Шикарная квартира в самом центре. Раньше она принадлежала
Валериному деду, Абрамову. А у самого Валеры в Москве кое-какие проблемы были,
с женой развелся… Ну, вы понимаете. Вот и подался к нам. Рекомендации у него
отличные, бывший офицер. В общем, мы с радостью приняли его в свои ряды и не пожалели
об этом.
Мы с Женькой переглянулись. Я пыталась придумать, чего б
такого спросить еще, и не придумала, поэтому мы откланялись.
— Валера чист, аки агнец, — усмехнулась
Женька, — хоть завтра за него замуж выходи.
— Он, возможно, еще не разведен. Еще какие-нибудь
ценные мысли?
— Парень — блондин, красавец и просто душка.
— То, что вдруг всплыла фамилия Холмогорского, тебя не
насторожило?
— Насторожило, — кивнула головой Женька. — Не
поверишь, сердце прямо екнуло…
— Ни ты, ни я в случайности не верим. Значит, Валера
что-то имел в виду, появившись вблизи усадьбы Холмогорского.
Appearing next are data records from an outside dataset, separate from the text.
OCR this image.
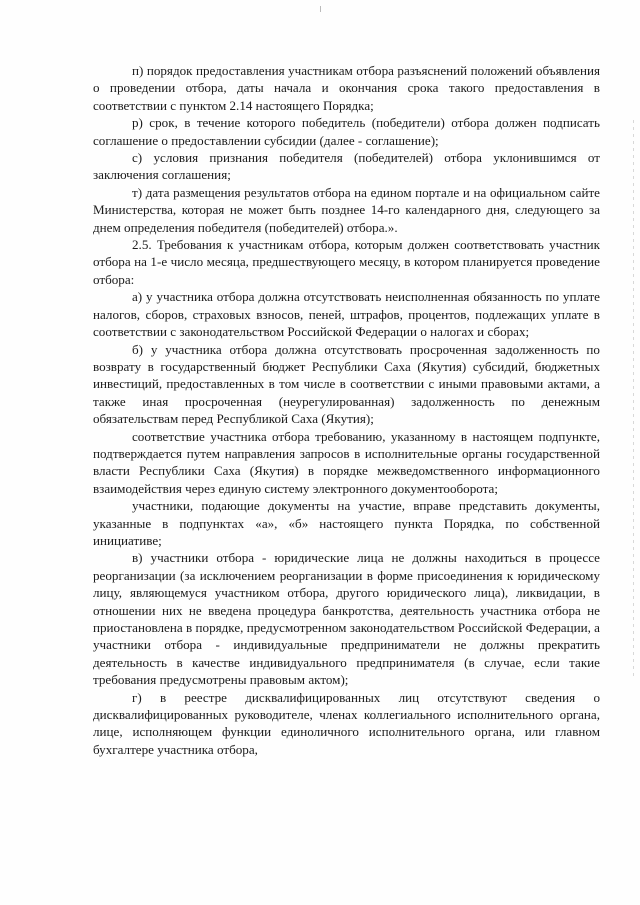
п) порядок предоставления участникам отбора разъяснений положений объявления о проведении отбора, даты начала и окончания срока такого предоставления в соответствии с пунктом 2.14 настоящего Порядка;

р) срок, в течение которого победитель (победители) отбора должен подписать соглашение о предоставлении субсидии (далее - соглашение);

с) условия признания победителя (победителей) отбора уклонившимся от заключения соглашения;

т) дата размещения результатов отбора на едином портале и на официальном сайте Министерства, которая не может быть позднее 14-го календарного дня, следующего за днем определения победителя (победителей) отбора.».

2.5. Требования к участникам отбора, которым должен соответствовать участник отбора на 1-е число месяца, предшествующего месяцу, в котором планируется проведение отбора:

а) у участника отбора должна отсутствовать неисполненная обязанность по уплате налогов, сборов, страховых взносов, пеней, штрафов, процентов, подлежащих уплате в соответствии с законодательством Российской Федерации о налогах и сборах;

б) у участника отбора должна отсутствовать просроченная задолженность по возврату в государственный бюджет Республики Саха (Якутия) субсидий, бюджетных инвестиций, предоставленных в том числе в соответствии с иными правовыми актами, а также иная просроченная (неурегулированная) задолженность по денежным обязательствам перед Республикой Саха (Якутия);

соответствие участника отбора требованию, указанному в настоящем подпункте, подтверждается путем направления запросов в исполнительные органы государственной власти Республики Саха (Якутия) в порядке межведомственного информационного взаимодействия через единую систему электронного документооборота;

участники, подающие документы на участие, вправе представить документы, указанные в подпунктах «а», «б» настоящего пункта Порядка, по собственной инициативе;

в) участники отбора - юридические лица не должны находиться в процессе реорганизации (за исключением реорганизации в форме присоединения к юридическому лицу, являющемуся участником отбора, другого юридического лица), ликвидации, в отношении них не введена процедура банкротства, деятельность участника отбора не приостановлена в порядке, предусмотренном законодательством Российской Федерации, а участники отбора - индивидуальные предприниматели не должны прекратить деятельность в качестве индивидуального предпринимателя (в случае, если такие требования предусмотрены правовым актом);

г) в реестре дисквалифицированных лиц отсутствуют сведения о дисквалифицированных руководителе, членах коллегиального исполнительного органа, лице, исполняющем функции единоличного исполнительного органа, или главном бухгалтере участника отбора,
— И Бороднянский интересовал его не просто так. Поехали
к Максиму.
Бывший Женькин воздыхатель был завален работой. Он приткнул
нас за угловым столом в своем кабинете, выложил бумаги и заявил:
— Голос подавать лишь в случае крайней нужды. Кабинет я
запру, чтоб вас никто не видел. Не то как бы мне по шапке не получить за мою-то
доброту.
Документы, точнее справка, касались трупа без головы —
Светлова Александра Леонидовича. Освободился он полтора месяца назад, далее
название колонии и статья, которая, кстати, ни о чем мне не говорила. Как
выяснилось, был осужден за драку с нанесением телесных повреждений. Дело
выглядело так.
Трое друзей прибыли в райцентр, где жил их приятель. На
следующий день пошли в ресторан, где и устроили поножовщину с этим самым
приятелем, нанесли ему повреждения, от которых тот слег в больницу, а дружки
прямиком отправились в места лишения свободы. История банальная. Настораживало
лишь то, что происходила она как раз в тех местах, откуда мы только что
вернулись, в том самом райцентре, в одиннадцати километрах от усадьбы
Холмогорского и в шестнадцати от Липатова.
— И что нам это дает? — вздохнула Женька.
— Ничего, — честно ответила я. — Светлов
освобождается из тюрьмы и почти сразу приезжает в богом забытое место, где
лишается головы. Что ему там понадобилось?
— Не что, а кто. Бороднянский. Ты ведь разговор
слышала…
— Если Светлов тот ночной гость, то интересовало его
нечто, к чему Бороднянский безуспешно пытался пробраться.
— Ага. И что его могло интересовать?
— А вдруг это как-то связано с Холмогорским? Ведь не
зря Валера…
— Не сваливай все в одну кучу, — пресекла меня
Женька. — Лучше послушай дальше, что здесь написано. Подельниками
Светлова, то есть типами, которые вместе с ним устроили драку, были Шустов А.Г.
и Петраков С.Ю. Последний, между прочим, родом из Фрязина. Как тебе это?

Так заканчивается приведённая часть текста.